Я уставилась на нее, раскрыв рот. Притворяется доброй мамочкой в фартучке, готовящей вишенки «джубили» по семейному рецепту, а на самом деле… на самом деле она…
Ну, не знаю какая. Но подслушивать — плохо, мерзко, гадко.
— И не говори «сутками зависала», — прибавила я. — Ты слишком старая, чтобы так выражаться.
Мама засмеялась, и это разозлило меня еще сильнее, тем более что она уже не улыбалась, а смотрела на меня, как обычно смотрят мамы: «Она еще подросток, бедняжка. В этом возрасте всем нам разбивали сердце».
— Адди, милая, — проговорила она, — за что ты себя так наказала?
— О господи, ну кто такое говорит про новую стрижку? — сказала я.
И убежала в свою комнату, чтобы рыдать там в одиночестве.
Спустя двадцать четыре часа я все еще сидела в своей комнате. Я спустилась прошлой ночью, желая попробовать вишенки «джубили», и утром, чтобы открыть подарки, но удовольствия от этого не получила. Никакого волшебства и радости я точно не чувствовала. Да и вообще, честно говоря, больше не верила в волшебство и радость Рождества.
Я перекатилась на бок, взяла с прикроватной тумбочки iPad, выбрала плей-лист «Хмурый день», составленный из всех печальных песен на свете, и нажала «Пуск». Мой айПенгвин мрачно захлопал крыльями. Из пластикового корпуса планшета звучала песня «Влюбленные дурачки».
Я вернулась в меню и выбрала раздел «Фото». Я знала, что ступаю на минное поле, но мне было все равно. Я выбрала нужный альбом и открыла его.
Первой на экране появилась самая первая фотография Джеба, которую я сделала украдкой, на телефон, чуть больше года назад. В тот день шел снег, и на фотографии в черных волосах Джеба путались снежинки. Он был одет в джинсовую куртку, хотя на улице стоял жуткий холод, и, помню, я подумала, что у них с мамой, наверное, нет денег. Я слышала, что они переехали в Грейстаун из резервации индейцев чероки, километрах в ста пятидесяти отсюда. По-моему, это круто. Джеб казался таким необычным.
Мы с ним учились английскому в одном классе. Он был сногсшибательно красив: сердце замирало от его дымчатых глаз и иссиня-черных волос, собранных в хвост. Еще он был жу-у-тко серьезным, и для такой хохотушки, как я, это было страшно непривычно.
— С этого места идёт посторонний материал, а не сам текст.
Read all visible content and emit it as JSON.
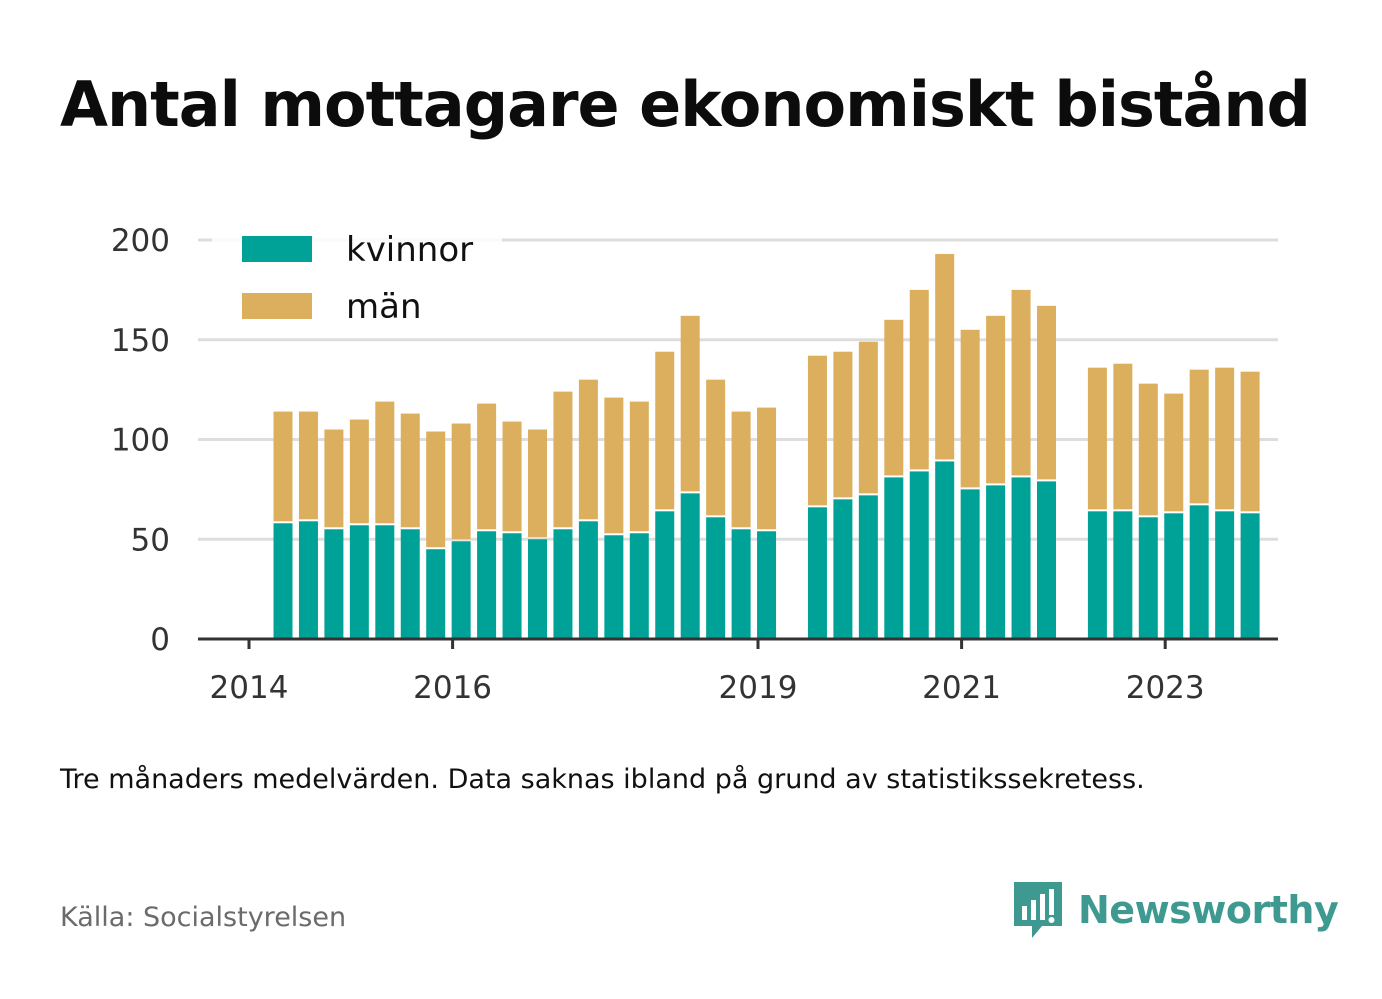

Каждый день, списывая с доски, он подавался вперед, а я украдкой любовалась тем, какие у него блестящие волосы и красивые скулы. Но он оставался сдержанным и отчужденным, даже когда я была весела и общительна.
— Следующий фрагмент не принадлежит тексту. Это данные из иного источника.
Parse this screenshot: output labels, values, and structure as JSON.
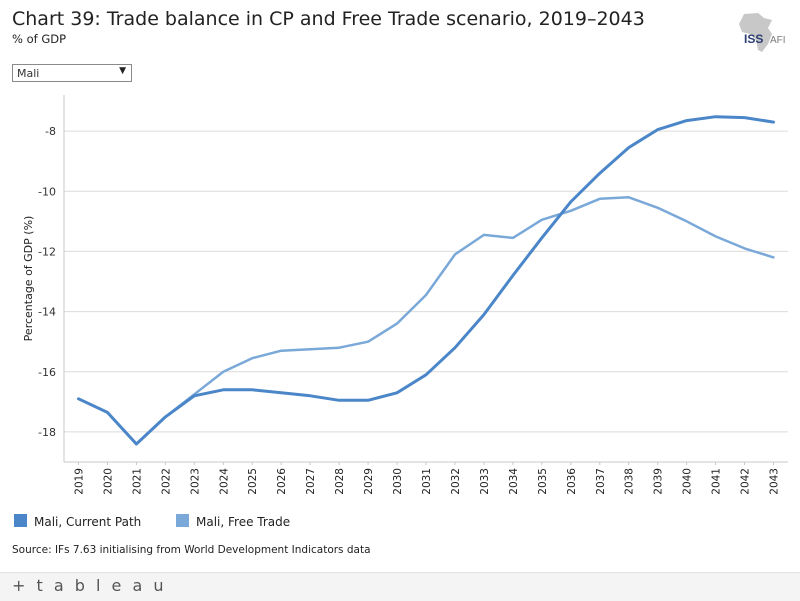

Когда я решила обсудить эту чрезвычайно важную проблему с Дорри и Теган, Дорри предположила, что Джебу неуютно в нашем маленьком горном городке, где живут сплошь белые южане-христиане.
— Ну, в этом же нет ничего плохого! — сказала я, белая южанка-христианка.
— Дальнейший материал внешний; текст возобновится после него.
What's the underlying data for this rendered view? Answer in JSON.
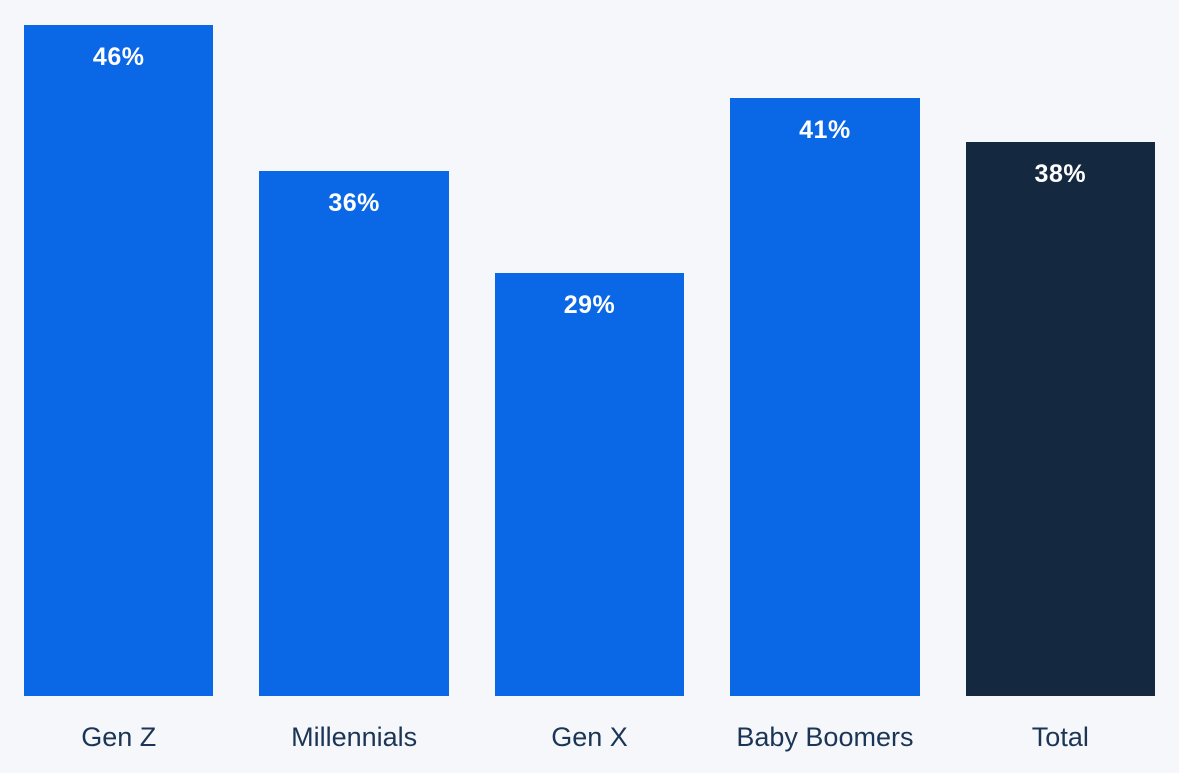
{
  "chart_data": {
    "type": "bar",
    "categories": [
      "Gen Z",
      "Millennials",
      "Gen X",
      "Baby Boomers",
      "Total"
    ],
    "values": [
      46,
      36,
      29,
      41,
      38
    ],
    "value_labels": [
      "46%",
      "36%",
      "29%",
      "41%",
      "38%"
    ],
    "title": "",
    "xlabel": "",
    "ylabel": "",
    "ylim": [
      0,
      46
    ],
    "grid": false,
    "legend": false,
    "bar_colors": [
      "#0a67e6",
      "#0a67e6",
      "#0a67e6",
      "#0a67e6",
      "#142940"
    ],
    "colors": {
      "background": "#f5f7fa",
      "value_label": "#ffffff",
      "category_label": "#1a3556",
      "primary_blue": "#0a67e6",
      "dark_navy": "#142940"
    }
  }
}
— Знаю, — кивнула Дорри. — Я к тому, что он, возможно, чувствует себя здесь чужим. Возможно.
Как одна из двух — раз и два — евреев в нашей школе, она наверняка знала, о чем говорила.
И я задумалась. Может, Джеб и правда чувствовал себя чужим среди нас? Может, поэтому в столовой он сидел с Натаном Круглом, который уж точно был среди нас чужим, с его неизменными футболками с картинками и цитатами из «Звездного пути»? Поэтому утром, перед тем как школу открывали, Джеб стоял в одиночестве, прислонившись к стене здания и засунув руки в карманы, а не обсуждал вместе с нами «Американского идола»? Может, поэтому он не поддавался моим чарам на уроках английского? Может, ему просто было неловко нам открыться?
Чем дольше я об этом думала, тем больше волновалась. Никто не должен чувствовать себя чужим в своей школе — и уж тем более не такой зайка, как Джеб. Особенно когда у него такие добрые одноклассники.